The new transistors’ ability to challenge silicon in performance suggests that they could be used not just as pixel switches, but also as transparent processors and memory–all of which could be incorporated into a thin, flexible sheet, saving manufacturing costs and introducing a new form of electronics. Such applications are still a long way off and require improving the performance of the transistors. But prototype displays based on the new transistors could be ready in as little as 12 to 18 months, Marks says. Polyera, a startup in Evanston, IL, has been founded to help bring the novel materials to market.
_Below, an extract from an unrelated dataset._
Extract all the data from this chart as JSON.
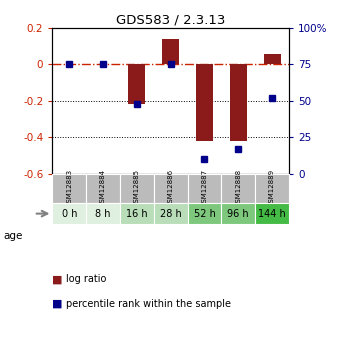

The Northwestern researchers are not the first to combine organic and inorganic materials into transistors: as early as 1999, IBM researchers produced such devices (see “Flexible Transistors”). However, these were not transparent and did not perform as well as the Northwestern transistors. Others are now working toward transparent electronics using materials such as zinc oxide and carbon nanotubes, says John Rogers, professor of materials science and engineering at the University of Illinois, Urbana-Champagne. While the carbon nanotubes could theoretically lead to significantly better-performing devices, manufacturing arrays of nanotube-based devices will be much more difficult than those made with the Northwestern techniques. The new work is also distinct from some prototype flexible displays, which still rely on visible wires.

“This is some very nice work from one of the leading groups in low-temperature materials for electronics,” Rogers says. “The performance that they achieve is very impressive. This paper represents a valuable contribution to the emerging field of transparent electronics.”